Today, I visited Jade and Jay, co-founders of Street Dreams to discuss their work in Wycombe’s deprived communities.

Steve and Jay, co founder of Street Dreams, discussing the Street Dreams Work Model

Too many people wrongly assume that Buckinghamshire is a utopia without social problems, but, as I have reported before, there is every reason to support good quality social action here. Jay and Jade explained how they help “disadvantaged, disengaged and disruptive young people to help them achieve a sustainable positive life”.
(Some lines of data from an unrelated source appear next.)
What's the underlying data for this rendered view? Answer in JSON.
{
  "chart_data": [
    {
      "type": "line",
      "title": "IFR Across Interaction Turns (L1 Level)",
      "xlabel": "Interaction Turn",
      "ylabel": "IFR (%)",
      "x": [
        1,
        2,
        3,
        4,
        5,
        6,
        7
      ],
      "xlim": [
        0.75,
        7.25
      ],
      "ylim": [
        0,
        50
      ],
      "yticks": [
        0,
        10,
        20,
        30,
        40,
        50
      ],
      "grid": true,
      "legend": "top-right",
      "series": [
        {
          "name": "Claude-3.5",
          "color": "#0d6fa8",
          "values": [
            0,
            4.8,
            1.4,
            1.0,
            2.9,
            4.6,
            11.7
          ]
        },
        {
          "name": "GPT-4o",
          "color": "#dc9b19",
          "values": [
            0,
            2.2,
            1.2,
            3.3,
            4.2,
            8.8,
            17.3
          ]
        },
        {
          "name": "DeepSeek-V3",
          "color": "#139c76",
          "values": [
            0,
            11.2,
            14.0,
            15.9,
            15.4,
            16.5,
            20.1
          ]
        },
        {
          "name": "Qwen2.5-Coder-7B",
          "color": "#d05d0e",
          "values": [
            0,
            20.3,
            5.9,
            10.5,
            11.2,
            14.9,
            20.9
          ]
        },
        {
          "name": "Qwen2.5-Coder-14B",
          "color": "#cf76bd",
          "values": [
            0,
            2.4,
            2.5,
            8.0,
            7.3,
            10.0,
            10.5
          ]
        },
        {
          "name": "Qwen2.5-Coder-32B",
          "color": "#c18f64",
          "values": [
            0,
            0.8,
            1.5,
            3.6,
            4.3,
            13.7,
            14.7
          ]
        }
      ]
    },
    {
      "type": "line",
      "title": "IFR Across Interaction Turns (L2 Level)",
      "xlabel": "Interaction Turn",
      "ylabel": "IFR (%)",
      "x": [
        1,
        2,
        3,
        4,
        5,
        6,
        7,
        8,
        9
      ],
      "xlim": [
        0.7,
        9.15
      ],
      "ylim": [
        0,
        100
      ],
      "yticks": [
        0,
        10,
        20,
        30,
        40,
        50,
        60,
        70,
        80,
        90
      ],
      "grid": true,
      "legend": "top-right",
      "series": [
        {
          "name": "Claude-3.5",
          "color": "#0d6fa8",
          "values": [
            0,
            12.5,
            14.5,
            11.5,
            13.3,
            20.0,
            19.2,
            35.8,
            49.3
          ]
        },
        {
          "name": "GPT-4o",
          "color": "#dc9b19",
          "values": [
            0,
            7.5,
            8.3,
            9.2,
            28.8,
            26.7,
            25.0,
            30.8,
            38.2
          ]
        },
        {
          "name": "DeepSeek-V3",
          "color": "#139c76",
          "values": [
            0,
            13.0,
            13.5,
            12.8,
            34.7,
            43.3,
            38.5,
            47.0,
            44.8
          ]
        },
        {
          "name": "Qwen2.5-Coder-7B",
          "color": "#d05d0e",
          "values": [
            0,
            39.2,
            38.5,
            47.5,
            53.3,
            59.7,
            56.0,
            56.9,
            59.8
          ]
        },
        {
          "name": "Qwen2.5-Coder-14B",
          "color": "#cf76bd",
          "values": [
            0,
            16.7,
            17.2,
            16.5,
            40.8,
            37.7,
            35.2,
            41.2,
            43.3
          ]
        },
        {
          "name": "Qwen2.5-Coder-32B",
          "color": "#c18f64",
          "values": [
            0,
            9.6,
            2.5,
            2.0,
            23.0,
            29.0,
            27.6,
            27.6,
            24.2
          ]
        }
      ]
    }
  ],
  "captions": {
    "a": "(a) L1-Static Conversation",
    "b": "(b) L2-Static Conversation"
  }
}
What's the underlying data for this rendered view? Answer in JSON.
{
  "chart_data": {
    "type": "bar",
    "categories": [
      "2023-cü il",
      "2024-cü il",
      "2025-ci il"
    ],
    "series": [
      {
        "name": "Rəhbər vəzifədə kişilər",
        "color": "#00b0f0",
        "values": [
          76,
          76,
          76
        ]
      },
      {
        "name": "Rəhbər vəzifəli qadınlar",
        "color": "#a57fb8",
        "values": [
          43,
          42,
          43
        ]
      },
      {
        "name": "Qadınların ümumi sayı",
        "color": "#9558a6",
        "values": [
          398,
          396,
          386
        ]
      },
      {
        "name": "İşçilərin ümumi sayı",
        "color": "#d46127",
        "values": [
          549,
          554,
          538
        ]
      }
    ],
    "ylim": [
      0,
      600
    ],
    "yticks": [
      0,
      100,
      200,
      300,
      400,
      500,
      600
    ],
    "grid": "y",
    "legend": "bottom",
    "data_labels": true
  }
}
We discussed a wide range of issues from drug dealing and lack of parental support, to parental dependency on children, gang activity and imprisonment. The Street Dreams model to turn participants into volunteers and youth development workers promotes self esteem and programme sustainability, and I was delighted to find the team encourages entrepreneurship and sport.

We particularly discussed the operation of the third sector and I recommended the Centre for Social Justice report Breakthrough Britain: Third Sector and the Centre for Policy Studies paper A Step Change in UK Philanthropy. As the CSJ report says:

The war on poverty will only be won by liberating the third sector from the incessant pressure to do the government’s work in the government’s way. Innovative social entrepreneurs and grassroots projects need to be trusted and equipped to find new solutions to these intractable problems. It can be done.

At Street Dreams, as at The Oasis Partnership, the Lane End Oasis Centre and others, there is innovative social entrepreneurship happening in Wycombe: we must support it.